The August 29th issue of Jinja Shinpō had an article written by the chief priest of a jinja in Shiga Prefecture in response to the articles about sacred forests. The jinja is in a town, facing onto the main road through it; the precincts cover about a hectare, and there is a good forest, including a keyaki (Japanese zelkova) with a trunk 4.5 metres in circumference. The woodland is designated by the city as a protected woodland, and people often visit it.
However, maintenance is a major task. The trees drop leaves on the surroundings almost all year round, and they need to be cleared up. (Apparently, camphor trees (kusunoki) start dropping their leaves at the end of March, while cherry trees do so in August, and then all the other trees get started for autumn.) The adherents’ women’s group come three times a month to do a big clean, and the other ujiko and sōdai also help out, but the chief priest still has to do a lot of sweeping.

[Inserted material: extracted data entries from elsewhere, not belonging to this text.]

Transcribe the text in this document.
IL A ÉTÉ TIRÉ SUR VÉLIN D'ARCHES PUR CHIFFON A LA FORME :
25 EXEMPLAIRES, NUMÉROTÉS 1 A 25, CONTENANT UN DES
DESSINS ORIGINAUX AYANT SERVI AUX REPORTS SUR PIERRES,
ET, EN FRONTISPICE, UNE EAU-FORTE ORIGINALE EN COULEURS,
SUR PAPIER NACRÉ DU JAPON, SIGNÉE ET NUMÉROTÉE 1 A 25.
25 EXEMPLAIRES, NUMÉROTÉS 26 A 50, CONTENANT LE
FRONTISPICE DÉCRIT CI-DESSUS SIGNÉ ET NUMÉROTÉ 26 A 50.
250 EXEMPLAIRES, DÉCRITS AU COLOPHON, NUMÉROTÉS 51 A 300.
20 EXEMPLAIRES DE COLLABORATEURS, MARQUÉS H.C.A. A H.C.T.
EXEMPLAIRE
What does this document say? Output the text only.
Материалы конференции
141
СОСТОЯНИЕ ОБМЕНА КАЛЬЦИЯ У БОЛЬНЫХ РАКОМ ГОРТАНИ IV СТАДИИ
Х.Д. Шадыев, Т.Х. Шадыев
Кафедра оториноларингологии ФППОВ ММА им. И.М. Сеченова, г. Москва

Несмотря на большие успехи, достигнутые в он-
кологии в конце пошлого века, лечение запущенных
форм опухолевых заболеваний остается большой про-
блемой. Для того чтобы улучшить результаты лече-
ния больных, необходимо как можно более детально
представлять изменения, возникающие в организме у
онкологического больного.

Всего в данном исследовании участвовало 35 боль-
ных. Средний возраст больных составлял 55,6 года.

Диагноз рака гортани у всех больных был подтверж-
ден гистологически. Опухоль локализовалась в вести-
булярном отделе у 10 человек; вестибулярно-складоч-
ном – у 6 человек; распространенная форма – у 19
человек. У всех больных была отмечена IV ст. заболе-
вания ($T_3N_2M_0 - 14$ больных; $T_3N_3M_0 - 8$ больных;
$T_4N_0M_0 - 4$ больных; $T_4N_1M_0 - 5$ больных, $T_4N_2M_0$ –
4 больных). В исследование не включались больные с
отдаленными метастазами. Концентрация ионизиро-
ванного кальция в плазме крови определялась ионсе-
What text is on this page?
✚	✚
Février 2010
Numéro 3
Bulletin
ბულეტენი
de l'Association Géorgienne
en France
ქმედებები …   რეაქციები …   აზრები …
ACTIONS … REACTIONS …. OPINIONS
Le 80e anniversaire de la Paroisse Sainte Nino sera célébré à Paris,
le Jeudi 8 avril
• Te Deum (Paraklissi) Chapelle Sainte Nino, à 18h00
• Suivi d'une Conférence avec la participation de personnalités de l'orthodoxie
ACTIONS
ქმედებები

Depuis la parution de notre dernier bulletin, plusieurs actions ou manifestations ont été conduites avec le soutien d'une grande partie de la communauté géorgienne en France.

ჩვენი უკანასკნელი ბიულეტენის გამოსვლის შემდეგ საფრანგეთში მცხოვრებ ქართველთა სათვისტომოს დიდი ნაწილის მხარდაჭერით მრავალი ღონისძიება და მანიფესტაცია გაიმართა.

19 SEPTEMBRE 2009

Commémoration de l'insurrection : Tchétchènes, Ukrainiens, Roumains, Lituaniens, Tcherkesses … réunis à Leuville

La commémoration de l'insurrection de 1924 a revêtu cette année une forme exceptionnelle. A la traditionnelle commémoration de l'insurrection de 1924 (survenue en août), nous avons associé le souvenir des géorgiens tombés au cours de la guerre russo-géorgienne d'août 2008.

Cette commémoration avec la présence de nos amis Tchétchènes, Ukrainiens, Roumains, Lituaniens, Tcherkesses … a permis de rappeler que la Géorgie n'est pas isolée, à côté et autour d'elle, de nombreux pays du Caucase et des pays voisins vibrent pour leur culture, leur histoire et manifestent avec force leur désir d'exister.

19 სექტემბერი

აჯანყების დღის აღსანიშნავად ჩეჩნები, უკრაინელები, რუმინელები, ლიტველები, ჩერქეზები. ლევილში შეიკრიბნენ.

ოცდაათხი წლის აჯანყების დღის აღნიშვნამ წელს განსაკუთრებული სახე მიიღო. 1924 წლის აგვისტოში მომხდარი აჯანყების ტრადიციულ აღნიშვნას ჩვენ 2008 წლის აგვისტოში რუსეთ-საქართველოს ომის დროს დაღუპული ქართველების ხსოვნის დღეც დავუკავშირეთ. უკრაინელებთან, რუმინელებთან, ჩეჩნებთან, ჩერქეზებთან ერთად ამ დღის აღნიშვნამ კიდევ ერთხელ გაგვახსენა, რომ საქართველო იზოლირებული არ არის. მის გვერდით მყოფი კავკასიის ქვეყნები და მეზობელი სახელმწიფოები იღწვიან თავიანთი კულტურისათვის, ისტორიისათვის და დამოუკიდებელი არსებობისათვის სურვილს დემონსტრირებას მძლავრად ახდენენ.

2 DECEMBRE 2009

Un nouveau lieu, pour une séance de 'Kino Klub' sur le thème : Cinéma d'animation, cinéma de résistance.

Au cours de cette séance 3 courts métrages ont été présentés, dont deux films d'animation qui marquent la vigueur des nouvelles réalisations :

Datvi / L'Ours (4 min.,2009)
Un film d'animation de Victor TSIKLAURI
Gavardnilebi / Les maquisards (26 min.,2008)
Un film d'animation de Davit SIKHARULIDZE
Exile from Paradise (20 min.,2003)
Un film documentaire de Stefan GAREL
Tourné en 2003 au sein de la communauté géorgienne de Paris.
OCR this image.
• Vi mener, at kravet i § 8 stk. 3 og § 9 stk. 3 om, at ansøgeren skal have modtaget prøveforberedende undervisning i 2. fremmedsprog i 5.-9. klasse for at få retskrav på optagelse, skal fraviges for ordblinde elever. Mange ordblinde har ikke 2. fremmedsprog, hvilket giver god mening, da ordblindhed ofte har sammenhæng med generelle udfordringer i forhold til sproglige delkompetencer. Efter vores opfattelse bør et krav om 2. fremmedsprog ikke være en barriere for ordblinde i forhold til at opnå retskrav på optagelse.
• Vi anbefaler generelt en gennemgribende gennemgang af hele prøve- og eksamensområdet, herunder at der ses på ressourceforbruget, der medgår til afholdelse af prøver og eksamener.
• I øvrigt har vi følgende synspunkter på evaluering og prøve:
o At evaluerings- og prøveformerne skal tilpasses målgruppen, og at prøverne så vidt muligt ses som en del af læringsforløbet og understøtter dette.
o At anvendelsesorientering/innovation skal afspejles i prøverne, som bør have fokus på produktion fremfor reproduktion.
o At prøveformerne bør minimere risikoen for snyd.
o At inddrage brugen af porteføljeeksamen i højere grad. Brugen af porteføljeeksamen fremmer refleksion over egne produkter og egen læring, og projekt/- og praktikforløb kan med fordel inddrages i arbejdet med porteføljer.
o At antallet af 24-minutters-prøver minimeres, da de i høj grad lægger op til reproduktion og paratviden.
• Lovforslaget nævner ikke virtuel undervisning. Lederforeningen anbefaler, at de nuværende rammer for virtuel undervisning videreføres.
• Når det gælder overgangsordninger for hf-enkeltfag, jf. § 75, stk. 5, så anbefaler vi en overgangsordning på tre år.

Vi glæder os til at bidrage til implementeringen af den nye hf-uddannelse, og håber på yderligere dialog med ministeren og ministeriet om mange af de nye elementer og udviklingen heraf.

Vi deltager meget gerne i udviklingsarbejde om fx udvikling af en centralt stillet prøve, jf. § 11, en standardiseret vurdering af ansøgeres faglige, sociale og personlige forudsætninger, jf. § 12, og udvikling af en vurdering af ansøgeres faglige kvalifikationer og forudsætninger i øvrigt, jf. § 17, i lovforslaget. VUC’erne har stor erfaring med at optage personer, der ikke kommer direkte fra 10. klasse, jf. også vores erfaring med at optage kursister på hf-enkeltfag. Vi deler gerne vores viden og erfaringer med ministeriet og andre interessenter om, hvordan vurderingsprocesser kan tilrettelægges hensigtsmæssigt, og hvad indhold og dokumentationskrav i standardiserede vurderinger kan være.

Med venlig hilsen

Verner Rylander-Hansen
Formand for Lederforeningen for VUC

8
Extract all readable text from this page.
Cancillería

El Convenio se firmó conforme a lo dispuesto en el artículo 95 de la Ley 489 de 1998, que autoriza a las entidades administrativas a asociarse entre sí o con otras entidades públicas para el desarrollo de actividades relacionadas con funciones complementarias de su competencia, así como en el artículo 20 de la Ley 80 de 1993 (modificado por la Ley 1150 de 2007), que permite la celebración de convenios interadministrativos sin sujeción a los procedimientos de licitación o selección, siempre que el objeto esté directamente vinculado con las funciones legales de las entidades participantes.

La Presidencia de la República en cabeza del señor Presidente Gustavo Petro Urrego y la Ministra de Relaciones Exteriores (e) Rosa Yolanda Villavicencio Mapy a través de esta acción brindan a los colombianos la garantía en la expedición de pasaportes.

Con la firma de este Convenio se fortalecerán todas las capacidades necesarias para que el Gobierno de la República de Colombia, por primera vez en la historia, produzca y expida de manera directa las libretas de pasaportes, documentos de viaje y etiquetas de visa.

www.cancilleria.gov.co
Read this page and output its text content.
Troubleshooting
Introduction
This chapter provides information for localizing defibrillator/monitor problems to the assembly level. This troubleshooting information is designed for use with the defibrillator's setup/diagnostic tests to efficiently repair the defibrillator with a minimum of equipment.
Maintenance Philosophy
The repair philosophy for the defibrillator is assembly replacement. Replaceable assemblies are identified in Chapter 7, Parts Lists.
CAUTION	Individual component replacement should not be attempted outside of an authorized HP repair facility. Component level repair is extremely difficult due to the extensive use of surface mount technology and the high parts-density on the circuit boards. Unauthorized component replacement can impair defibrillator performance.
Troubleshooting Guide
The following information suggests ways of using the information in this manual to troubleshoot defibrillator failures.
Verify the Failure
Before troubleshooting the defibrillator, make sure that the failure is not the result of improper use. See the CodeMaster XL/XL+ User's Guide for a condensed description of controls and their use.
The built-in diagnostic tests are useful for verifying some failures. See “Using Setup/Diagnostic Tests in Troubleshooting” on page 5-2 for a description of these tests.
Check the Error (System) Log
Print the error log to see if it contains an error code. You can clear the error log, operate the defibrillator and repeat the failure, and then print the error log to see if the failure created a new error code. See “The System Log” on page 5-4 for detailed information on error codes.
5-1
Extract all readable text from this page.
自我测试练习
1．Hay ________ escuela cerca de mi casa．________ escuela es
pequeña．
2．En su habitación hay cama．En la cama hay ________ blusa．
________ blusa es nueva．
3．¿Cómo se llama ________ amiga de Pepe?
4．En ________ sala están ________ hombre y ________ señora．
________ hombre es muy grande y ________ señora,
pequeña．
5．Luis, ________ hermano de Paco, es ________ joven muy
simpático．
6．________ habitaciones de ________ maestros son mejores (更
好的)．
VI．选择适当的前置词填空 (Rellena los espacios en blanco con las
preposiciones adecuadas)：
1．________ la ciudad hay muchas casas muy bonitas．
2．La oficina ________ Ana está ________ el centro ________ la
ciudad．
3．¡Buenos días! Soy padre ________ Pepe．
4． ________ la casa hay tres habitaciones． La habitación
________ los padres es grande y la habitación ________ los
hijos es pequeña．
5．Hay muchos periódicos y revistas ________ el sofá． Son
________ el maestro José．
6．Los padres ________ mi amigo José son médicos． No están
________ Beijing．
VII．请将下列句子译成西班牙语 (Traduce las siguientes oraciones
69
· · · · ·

The problems do not end once the leaves have been swept up. Disposing of them as rubbish at the municipal tip costs ¥15,000 per ton (about $100 per ton at the moment). Apparently, being designated as a protected area does not come with an exemption from, or even subsidy for, those fees. The alternative would be to burn the leaves, but that, he has been told by the local police, is illegal.
Thus, he says, what he really wants to hear is some advice on how to deal with the fallen leaves, because they are a major headache for him, and doubtless for other chief priests of jinja in urban areas.